L'UE a publié le règlement d'application n° 2026/589 pour imposer des sanctions à 2 individus chinois et 2 entreprises chinoises. Bruxelles, le 16 mars 2026 - Le Conseil de l'Union européenne a officiellement adopté aujourd'hui le règlement d'application n° 2026/589, imposant des sanctions à 2 individus chinois, 2 entreprises chinoises et 1 entreprise iranienne. L'UE affirme que les sanctions visent à lutter contre les cyberattaques contre les États membres de l'UE, et les entités et individus sanctionnés sont accusés d'être liés à des incidents de cybersécurité.

Liste des sanctions et détails des accusations Selon un communiqué officiel publié par le Conseil de l'Union européenne, les entités et individus inclus dans la liste des sanctions comprennent :
ntegrity Technology Group : accusé d'avoir piraté plus de 65 000 appareils dans six États membres de l'UE en fournissant une assistance technique et matérielle entre 2022 et 2023.
Anxun Information Technology : accusé de fournir des services de piratage aux infrastructures et fonctions critiques des États membres de l’UE et des pays tiers.
2 individus chinois : prétendument co-fondateurs de l'entreprise, présumés responsables et impliqués dans des cyberattaques affectant les États membres de l'UE.
Emennet Pasargad (société iranienne) : Accusé d'avoir piraté des panneaux publicitaires pour diffuser de fausses informations lors des JO de Paris 2024.
Les sanctions prennent effet immédiatement. Selon le règlement d'application, à compter du 16 mars 2026, les personnes et entreprises mentionnées ci-dessus figurant sur la liste des sanctions seront confrontées aux restrictions suivantes :
Gel des avoirs : tous les fonds et actifs financiers détenus au sein de l’UE seront gelés.
Embargo sur les fonds : il est interdit aux citoyens et aux entreprises de l'UE de fournir des fonds, des actifs financiers ou des ressources économiques aux entités et individus susmentionnés. Interdiction de voyager : les deux Chinois sanctionnés se verront imposer une interdiction d'entrer et de transiter sur le territoire de l'UE.
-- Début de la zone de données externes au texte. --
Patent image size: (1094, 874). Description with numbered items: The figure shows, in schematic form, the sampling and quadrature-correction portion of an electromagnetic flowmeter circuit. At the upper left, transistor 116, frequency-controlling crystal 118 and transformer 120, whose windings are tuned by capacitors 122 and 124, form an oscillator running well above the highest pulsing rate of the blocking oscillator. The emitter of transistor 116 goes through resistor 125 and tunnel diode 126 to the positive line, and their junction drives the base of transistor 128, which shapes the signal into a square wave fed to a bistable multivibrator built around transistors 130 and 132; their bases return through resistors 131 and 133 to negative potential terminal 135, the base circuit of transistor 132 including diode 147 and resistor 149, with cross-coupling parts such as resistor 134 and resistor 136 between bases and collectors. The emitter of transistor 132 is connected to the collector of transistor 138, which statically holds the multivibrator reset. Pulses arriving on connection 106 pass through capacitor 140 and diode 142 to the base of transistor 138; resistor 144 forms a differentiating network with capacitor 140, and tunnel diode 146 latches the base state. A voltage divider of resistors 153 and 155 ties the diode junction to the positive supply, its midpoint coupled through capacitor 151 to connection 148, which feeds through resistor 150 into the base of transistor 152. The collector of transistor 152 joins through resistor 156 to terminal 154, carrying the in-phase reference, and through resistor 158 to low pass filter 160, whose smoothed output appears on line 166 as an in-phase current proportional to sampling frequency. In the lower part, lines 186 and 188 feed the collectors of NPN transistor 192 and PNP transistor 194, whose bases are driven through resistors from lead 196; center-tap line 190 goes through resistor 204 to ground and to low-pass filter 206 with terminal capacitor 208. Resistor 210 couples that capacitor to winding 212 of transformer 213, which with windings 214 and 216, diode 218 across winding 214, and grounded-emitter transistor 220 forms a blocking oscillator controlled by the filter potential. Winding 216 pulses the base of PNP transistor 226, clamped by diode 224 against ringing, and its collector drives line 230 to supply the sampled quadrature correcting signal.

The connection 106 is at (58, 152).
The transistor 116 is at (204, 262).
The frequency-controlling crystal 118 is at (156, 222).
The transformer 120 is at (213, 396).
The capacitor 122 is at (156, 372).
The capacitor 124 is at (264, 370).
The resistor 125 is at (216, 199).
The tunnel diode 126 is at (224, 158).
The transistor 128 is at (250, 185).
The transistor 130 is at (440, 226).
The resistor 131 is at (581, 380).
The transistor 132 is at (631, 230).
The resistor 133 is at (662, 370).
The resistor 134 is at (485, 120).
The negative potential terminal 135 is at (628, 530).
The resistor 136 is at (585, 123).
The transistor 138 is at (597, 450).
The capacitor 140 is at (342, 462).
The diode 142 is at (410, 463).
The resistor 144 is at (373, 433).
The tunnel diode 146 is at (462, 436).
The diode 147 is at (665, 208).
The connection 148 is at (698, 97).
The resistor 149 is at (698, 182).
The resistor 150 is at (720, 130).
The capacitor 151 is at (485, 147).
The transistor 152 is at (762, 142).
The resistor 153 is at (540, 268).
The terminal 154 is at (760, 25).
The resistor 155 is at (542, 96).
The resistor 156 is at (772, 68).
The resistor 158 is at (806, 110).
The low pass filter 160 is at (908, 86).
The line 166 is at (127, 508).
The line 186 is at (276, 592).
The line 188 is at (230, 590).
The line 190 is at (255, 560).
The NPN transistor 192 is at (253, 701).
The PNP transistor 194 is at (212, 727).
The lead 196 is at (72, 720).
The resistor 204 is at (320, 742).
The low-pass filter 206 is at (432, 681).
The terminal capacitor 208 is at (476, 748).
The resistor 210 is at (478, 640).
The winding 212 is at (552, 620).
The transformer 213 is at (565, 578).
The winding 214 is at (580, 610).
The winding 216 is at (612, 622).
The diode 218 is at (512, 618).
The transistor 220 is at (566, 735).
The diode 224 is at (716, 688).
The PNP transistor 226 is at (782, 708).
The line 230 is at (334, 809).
Cette sanction s’inscrit dans la continuité des récentes pressions exercées par l’UE sur la Chine dans le domaine de la cybersécurité. En janvier 2026, la Commission européenne a proposé un projet révisé de « loi sur la cybersécurité », qui prévoyait l'élimination progressive des composants et équipements des « fournisseurs à haut risque » dans 18 domaines clés tels que les communications 5G, les semi-conducteurs et les systèmes électriques. Cette décision a été largement considérée comme visant les entreprises technologiques chinoises telles que Huawei et ZTE. Pour les entreprises chinoises opérant ou faisant des affaires en Europe, cette sanction envoie un signal clair : l'UE accélère la « déchinaisation » dans le domaine des infrastructures numériques critiques par des moyens législatifs et administratifs. Les entreprises doivent prêter une attention particulière aux mises à jour de la liste des sanctions de l’UE, renforcer les contrôles de conformité internes et éviter de faire face à des risques juridiques et à des pertes économiques dus à une association avec des entités sanctionnées.